Incrível como ela se sentia protegida ao lado dele...uma criança que, aos 12 anos, provou ser mais honrado do que todos os homens que Anastasia havia conhecido antes. Nem mesmo os bravos kazaki haviam causado tanta admiração e tanto amor quanto aquele pequeno árabe constituído de, antagonicamente, a força bruta e a delicadeza. Ele, estava impressionado com a força e com a coragem daquela estrangeira que, apesar de todo o sofrimento, não perdeu a ternura no olhar.

Com o tempo, a guerra foi ficando mais intensa e os perigos se tornavam cada vez maiores. Anastasia já não mais saia sem Bishr, não por medo, mas porque o próprio estava sempre por perto. Apesar de se sentir sufocada as vezes, ela gostava dessa proteção que lhe faltou ao longo da vida por viver a guerra desde pequena.

Bishr e Anastasia cavalgaram para uma floresta relativamente densa e, como de costume, buscaram um lugar para a habitual refeição. Bishr encontrou uma clareira e lá deixou Anastasia para preparar o tapete com os alimentos que carregaram. Ele adentrou ainda mais a floresta para buscar alguma lenha que encontrasse para fazer uma fogueira, pois sabia que sua querida Leena adorava chá.
Ela ouve os cascos dos cavalos e canções que há muito não ouvia, observa as shashkas reluzindo enquanto uma tropa caminha, arrastando Bishr desacordado.

- Idiota! Não acredito que ele ousou enfrentar estes kizaki! Malik... - as lágrimas rolam.
- Esse idiota não vai lhe fazer mal, garota. Nós não deixaremos vivo um mouro sequer que ouse fazer mal a um dos filhos da Mãe-Terra. Já tomaram nossa terra e não deixaremos que tomem a vida de nosso povo!
- Vocês são o orgulho do nosso povo, mas este mouro é valoroso tanto quanto os lendários kizaki. Ele tem me protegido e lutado contra seu próprio povo.
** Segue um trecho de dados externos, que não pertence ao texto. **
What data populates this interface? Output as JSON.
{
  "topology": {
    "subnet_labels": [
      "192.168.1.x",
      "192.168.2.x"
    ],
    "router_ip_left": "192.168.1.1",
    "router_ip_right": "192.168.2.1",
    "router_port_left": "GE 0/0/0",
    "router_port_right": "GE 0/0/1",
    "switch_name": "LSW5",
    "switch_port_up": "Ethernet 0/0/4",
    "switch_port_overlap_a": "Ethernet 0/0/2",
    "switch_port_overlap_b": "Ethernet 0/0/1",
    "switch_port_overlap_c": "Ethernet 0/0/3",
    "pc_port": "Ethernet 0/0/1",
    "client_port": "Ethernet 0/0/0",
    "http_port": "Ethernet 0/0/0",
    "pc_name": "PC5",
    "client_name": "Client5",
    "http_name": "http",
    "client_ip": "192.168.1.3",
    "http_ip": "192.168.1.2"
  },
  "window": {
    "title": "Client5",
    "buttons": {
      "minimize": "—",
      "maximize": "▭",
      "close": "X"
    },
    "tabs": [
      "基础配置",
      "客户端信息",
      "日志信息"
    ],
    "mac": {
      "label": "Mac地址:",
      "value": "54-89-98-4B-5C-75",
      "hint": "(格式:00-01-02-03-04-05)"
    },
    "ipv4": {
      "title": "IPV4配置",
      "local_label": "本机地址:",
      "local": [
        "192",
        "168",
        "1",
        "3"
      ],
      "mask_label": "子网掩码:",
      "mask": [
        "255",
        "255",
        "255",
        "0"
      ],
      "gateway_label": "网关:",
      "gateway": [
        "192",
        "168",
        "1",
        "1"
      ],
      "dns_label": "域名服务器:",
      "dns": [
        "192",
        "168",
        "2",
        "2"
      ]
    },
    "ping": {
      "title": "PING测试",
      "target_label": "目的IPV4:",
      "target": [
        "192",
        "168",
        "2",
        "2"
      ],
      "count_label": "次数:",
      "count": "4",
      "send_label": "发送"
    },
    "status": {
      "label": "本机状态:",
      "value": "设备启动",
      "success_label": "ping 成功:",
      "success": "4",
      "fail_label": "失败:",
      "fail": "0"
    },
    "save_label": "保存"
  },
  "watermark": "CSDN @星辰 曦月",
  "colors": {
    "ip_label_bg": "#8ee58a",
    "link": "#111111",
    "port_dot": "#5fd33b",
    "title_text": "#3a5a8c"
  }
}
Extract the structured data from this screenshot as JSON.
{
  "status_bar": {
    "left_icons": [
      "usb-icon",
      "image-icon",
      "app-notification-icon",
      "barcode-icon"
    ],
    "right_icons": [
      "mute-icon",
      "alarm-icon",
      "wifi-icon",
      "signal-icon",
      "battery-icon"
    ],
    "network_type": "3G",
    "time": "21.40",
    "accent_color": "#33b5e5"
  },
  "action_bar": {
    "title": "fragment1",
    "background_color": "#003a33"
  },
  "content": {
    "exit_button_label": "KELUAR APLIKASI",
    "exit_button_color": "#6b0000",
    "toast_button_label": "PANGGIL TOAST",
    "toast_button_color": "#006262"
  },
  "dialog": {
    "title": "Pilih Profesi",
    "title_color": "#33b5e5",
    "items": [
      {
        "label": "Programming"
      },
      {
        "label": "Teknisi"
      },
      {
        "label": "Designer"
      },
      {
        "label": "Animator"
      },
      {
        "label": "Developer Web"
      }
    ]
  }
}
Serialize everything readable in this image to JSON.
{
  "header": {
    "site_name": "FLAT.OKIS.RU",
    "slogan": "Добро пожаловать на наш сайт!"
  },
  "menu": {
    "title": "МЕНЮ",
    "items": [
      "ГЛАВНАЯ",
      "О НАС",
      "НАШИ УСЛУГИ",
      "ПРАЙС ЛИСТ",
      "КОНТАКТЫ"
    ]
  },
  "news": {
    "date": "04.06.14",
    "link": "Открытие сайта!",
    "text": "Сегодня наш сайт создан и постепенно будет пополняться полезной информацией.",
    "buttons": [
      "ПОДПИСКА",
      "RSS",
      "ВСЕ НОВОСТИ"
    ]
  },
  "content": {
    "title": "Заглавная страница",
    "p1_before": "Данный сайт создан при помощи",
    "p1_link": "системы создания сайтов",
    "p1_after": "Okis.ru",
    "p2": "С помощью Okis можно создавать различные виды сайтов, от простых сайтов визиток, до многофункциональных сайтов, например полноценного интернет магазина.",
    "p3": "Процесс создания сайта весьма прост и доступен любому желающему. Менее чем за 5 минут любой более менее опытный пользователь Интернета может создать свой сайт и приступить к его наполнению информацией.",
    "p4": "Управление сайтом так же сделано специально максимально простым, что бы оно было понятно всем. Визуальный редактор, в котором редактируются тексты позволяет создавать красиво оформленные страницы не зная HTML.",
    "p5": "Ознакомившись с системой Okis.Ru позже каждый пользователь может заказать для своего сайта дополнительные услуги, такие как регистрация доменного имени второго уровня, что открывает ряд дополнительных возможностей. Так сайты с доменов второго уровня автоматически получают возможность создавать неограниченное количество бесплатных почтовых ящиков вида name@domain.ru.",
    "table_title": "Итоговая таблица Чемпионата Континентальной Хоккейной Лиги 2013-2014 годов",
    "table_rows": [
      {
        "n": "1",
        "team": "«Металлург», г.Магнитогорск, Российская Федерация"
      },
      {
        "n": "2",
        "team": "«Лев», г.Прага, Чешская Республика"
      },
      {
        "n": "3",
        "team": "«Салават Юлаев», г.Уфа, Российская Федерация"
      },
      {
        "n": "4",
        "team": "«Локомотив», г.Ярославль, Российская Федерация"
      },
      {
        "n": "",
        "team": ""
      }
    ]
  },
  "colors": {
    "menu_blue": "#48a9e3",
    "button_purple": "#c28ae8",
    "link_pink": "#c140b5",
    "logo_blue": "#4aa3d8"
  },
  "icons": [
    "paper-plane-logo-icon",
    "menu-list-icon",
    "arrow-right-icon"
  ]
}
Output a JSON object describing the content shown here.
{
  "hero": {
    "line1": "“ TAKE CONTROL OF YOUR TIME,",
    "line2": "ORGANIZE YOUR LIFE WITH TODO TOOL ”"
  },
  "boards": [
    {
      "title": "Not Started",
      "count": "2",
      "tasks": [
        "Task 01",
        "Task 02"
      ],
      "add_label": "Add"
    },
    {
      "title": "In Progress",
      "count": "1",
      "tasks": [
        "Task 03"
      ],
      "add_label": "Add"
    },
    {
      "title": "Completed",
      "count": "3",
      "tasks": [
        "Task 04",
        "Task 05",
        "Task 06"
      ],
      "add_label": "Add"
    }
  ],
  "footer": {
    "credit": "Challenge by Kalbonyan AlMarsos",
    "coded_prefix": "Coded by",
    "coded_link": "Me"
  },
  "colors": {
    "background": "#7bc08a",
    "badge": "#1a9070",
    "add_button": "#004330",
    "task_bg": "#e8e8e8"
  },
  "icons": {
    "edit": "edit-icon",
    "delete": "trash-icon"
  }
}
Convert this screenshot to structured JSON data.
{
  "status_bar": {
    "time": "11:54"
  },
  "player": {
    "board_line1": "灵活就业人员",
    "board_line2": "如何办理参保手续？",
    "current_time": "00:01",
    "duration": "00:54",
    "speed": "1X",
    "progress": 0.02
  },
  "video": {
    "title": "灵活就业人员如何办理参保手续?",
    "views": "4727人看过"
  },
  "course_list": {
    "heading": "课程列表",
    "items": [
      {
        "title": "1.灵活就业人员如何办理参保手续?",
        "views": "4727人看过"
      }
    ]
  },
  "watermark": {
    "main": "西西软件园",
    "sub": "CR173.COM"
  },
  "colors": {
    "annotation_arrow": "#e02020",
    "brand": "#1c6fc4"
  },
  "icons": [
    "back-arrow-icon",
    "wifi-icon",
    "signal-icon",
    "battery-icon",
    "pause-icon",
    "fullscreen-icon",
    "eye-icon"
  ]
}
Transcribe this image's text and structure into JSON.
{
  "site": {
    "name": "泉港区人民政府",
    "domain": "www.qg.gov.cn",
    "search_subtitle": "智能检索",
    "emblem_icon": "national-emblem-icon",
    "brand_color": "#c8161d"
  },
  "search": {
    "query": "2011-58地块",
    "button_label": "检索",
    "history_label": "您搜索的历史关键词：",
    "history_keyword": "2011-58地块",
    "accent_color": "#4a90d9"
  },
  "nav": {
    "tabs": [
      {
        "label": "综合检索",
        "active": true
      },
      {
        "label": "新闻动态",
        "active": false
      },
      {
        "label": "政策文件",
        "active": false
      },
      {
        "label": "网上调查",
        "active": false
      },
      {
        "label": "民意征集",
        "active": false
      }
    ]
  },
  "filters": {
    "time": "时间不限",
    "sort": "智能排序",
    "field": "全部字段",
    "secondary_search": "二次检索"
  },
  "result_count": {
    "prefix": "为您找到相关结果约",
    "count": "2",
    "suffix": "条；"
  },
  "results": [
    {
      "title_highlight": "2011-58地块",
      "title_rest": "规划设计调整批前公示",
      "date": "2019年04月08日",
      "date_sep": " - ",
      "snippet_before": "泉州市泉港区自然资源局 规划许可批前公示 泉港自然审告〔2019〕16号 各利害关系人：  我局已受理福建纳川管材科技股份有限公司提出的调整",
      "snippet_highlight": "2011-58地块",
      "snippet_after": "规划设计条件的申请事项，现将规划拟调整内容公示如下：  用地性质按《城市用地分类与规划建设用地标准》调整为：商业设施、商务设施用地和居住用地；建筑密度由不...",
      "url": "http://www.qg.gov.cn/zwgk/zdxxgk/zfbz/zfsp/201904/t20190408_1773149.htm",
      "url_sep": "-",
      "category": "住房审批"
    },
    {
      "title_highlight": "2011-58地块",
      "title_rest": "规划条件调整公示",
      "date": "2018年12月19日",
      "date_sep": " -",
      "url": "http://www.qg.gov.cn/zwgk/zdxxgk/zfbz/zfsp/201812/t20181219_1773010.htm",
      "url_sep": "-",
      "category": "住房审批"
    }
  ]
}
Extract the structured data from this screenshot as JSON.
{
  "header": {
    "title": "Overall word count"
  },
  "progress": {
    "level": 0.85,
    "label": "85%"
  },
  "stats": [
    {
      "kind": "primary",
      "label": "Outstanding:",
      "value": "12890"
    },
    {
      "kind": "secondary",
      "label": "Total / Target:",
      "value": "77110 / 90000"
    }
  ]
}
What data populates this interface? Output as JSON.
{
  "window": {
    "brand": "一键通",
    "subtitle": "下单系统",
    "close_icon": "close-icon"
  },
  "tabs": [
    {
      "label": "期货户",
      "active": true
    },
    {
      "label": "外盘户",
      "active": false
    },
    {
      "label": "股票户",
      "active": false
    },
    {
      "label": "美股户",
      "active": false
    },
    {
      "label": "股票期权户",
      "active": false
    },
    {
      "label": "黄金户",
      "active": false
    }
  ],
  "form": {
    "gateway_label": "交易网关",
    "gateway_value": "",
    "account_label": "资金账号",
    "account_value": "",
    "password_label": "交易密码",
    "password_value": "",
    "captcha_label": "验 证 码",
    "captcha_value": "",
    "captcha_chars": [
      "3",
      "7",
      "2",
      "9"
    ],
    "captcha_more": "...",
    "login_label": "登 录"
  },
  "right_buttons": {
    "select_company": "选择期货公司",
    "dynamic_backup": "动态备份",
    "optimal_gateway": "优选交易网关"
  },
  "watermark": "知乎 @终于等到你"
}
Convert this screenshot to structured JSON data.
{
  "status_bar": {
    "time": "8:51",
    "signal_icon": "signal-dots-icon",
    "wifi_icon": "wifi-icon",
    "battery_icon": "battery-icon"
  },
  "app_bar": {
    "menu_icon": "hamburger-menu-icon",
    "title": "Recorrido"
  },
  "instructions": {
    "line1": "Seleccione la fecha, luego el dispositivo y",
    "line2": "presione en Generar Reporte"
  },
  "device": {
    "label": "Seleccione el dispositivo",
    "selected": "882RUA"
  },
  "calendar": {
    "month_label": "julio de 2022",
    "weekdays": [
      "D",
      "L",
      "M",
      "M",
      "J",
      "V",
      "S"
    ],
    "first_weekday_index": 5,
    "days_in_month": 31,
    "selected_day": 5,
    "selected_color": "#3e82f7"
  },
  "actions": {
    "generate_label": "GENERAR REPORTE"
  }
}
Deixem-no aqui e eu cuidarei dele!
- Despertem este soldado! - fala o líder da tropa. Seus subordinados obedeceram, estapeando Bishir até que este acordou.
- Leena... o que está...
- Malik, você é um grande guerreiro, mas foi tolice enfrentar os kizaki.
- Você os conhece?
- Eles são os melhores guerreiros da minha terra.
- Chega! Vamos ver o quão valoroso você pode ser, mouro. - Um deles retira o Corão da bolsa de Bishr.
- Corte este seu livro ao meio ou lhe arrancaremos dedo por dedo.- Pois que cortem logo a minha cabeça e esquartejem meu corpo, para que os animais o comam, pois jamais vou praticar ato tão repugnante contra Allah.
- Não podem ser kizaki! Eles não são assim...não são covardes! - Anastasia grita.
- É a guerra, garota! Eles tentaram nos forçaram a fugir de nossas terras. Agora nos vingaremos.

Anastasia, em um impulso, correu na direção de um dos soldados e tentou acertá-lo, mas sem sucesso.

- Já que ama tanto este mouro, você vai ficar no lugar dele e assim veremos se ele é tão valoroso quanto nos disse.

Os homens libertaram Bishr e amarraram Anastasia, revelando um tipo de sadismo e crueldade latentes.

- Pois bem, mouro. Lhe darei outra chance de cortar seu livro ao meio, mas desta vez, o que está em jogo é a vida desta garota.
- Leena... - ele olha aquela garota completamente dominada e sente-se furioso.
- Malik, me ajude! Já o vi lutar contra vários e derrubá-los todos. Faça isso mais uma vez!
- Está ouvindo? Ela implora por ajuda mas você viu que não tem chance contra todos nós. Corte o Corão ao meio e ela será libertada.

Bishr permanece calado, como se estivesse a pesar e a pensar naquela situação.

- Façam dela o que bem entenderem! Ela é só uma escrava. - Bishr deu de ombros.
- Você quem escolheu... - os soldados riram alto e com uma satisfação incontida.
- Malik! - Ela não conseguiu esconder a surpresa mas manteve a esperança de que fosse ser salva.

Os rasgaram a túnica de Anastasia, revelando seu corpo.

- Ora, ora...há muito não vemos algo tão belo, não é homens? - Olham como lobos prestes a atacar.
- Mouro, tem outra chance de salvá-la. Basta fazer o que queremos.
- Já disse que ela não me importa. Não vou renegar Allah por causa de uma mulher! Quando morrer, terei 75 delas além das que poderei ter em vida. Por que me preocupar com uma? A minha fé está acima de qualquer coisa e sei que serei recompensado por isso.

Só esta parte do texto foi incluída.